Stamp Duty Calculator

Stamp duty is one of the an upfront costs when purchasing property in Singapore, and it is payable in cash within 14 days of signing your Sale & Purchase Agreement, separately from your downpayment and progressive payment schedule.

There are two components. Buyer’s Stamp Duty (BSD) applies to every property purchase regardless of nationality or how many properties you own. It is calculated on a progressive scale from 1% to 6% of the purchase price, with higher rates kicking in above S$1.5 million. For a S$2,000,000 property, BSD alone is S$64,600.

Additional Buyer’s Stamp Duty (ABSD) is where buyer profile matters significantly. Singapore Citizens buying their first home pay 0% ABSD. But a second property attracts 20%, Permanent Residents pay 5% on their first and 30% on their second, and foreigners face 60% on any residential purchase. These rates took effect on 27 April 2023 and apply to Vela Bay.

The practical impact is substantial. A PR buying their first S$2,000,000 unit pays S$164,600 in total stamp duties. A Singapore Citizen buying a second property at the same price pays S$464,600. These are cash amounts due before you even begin your progressive payment schedule.

Use the calculator below to see the exact BSD and ABSD for your purchase price and buyer profile.

This calculator is for your own planning, for a personalised walkthrough of your stamp duty obligations, register your interest or WhatsApp our sales team and we will run through your numbers with you.

Disclaimer: This calculator is provided for general illustration purposes only and does not constitute financial, legal, or tax advice. Stamp duty rates shown are based on the Buyer's Stamp Duty and Additional Buyer's Stamp Duty schedules effective from 27 April 2023, as published by the Inland Revenue Authority of Singapore (IRAS). Rates may change without prior notice. Actual stamp duty obligations may vary depending on individual circumstances, applicable remissions, nationality changes, trust structures, or specific IRAS rulings. Stamp duties are payable within 14 days of signing the Sale & Purchase Agreement. We make no representation or warranty as to the accuracy, completeness, or reliability of the information generated by this tool. Users should consult a qualified lawyer or tax adviser for definitive guidance. By using this calculator, you acknowledge that velabaycondo.sg and its representatives accept no liability for any loss, damage, or inconvenience arising from reliance on the results.

How to Use This Calculator — Worked Example

Suppose a Singapore Citizen buying their first property at Vela Bay for S$2,000,000. Here is what the results tell you.

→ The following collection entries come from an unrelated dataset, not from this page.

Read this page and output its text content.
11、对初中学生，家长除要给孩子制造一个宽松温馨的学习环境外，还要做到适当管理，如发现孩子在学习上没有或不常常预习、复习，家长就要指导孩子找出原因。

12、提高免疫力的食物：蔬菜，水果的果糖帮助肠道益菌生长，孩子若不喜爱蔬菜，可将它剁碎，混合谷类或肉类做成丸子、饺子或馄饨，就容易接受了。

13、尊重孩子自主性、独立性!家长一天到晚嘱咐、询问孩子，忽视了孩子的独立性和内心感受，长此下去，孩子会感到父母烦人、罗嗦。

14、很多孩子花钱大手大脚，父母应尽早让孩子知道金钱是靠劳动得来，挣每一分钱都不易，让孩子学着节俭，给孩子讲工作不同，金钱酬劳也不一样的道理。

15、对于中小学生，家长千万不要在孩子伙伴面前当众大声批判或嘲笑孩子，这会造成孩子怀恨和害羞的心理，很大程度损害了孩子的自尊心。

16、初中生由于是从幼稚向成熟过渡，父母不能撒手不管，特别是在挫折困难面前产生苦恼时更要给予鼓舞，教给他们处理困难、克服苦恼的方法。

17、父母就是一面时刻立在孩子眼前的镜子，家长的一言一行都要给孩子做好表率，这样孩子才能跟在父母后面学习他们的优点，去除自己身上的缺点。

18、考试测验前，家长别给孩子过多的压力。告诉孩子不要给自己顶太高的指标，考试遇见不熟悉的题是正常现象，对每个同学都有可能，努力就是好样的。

Buyer's Stamp Duty (BSD) applies to everyone. BSD is a tax on the purchase price (or market value, whichever is higher) of any residential property in Singapore. It is calculated on a progressive scale: 1% on the first S$180,000, 2% on the next S$180,000, 3% on the next S$640,000, 4% on the next S$500,000, then 5% on anything above S$1.5 million. For a S$2,000,000 property, the BSD works out to S$64,600. Every buyer — citizen, PR, foreigner — pays this. There are no exemptions.

Additional Buyer's Stamp Duty (ABSD) depends on who you are and how many properties you own. A Singapore Citizen buying their first residential property pays 0% ABSD — so the total stamp duty is just the BSD of S$64,600. But the same S$2,000,000 property attracts very different costs for other profiles. A Singapore Citizen buying their second property pays 20% ABSD (S$400,000). A Permanent Resident buying their first property pays 5% (S$100,000). A foreigner pays 60% ABSD (S$1,200,000) — on top of the S$64,600 BSD.

When is it payable? Both BSD and ABSD are due within 14 days of signing the Sale & Purchase Agreement. For most buyers, the conveyancing lawyer handles the payment on your behalf and deducts it from your funds held in escrow. This amount is separate from your progressive payment schedule and is not financeable by bank loan — it must come from cash or CPF (BSD portion can use CPF; ABSD must be paid in cash first, though Singapore Citizens buying a second property may apply for ABSD remission/refund if they sell their first property within 6 months of the new property's completion).

Why ABSD matters for investment planning. If you are considering Vela Bay as a second property, the 20% ABSD on a S$2,000,000 unit is S$400,000 in cash upfront — on top of your downpayment. This materially changes your total capital outlay and return calculations. Use the calculator above to see the exact impact for your buyer profile before committing.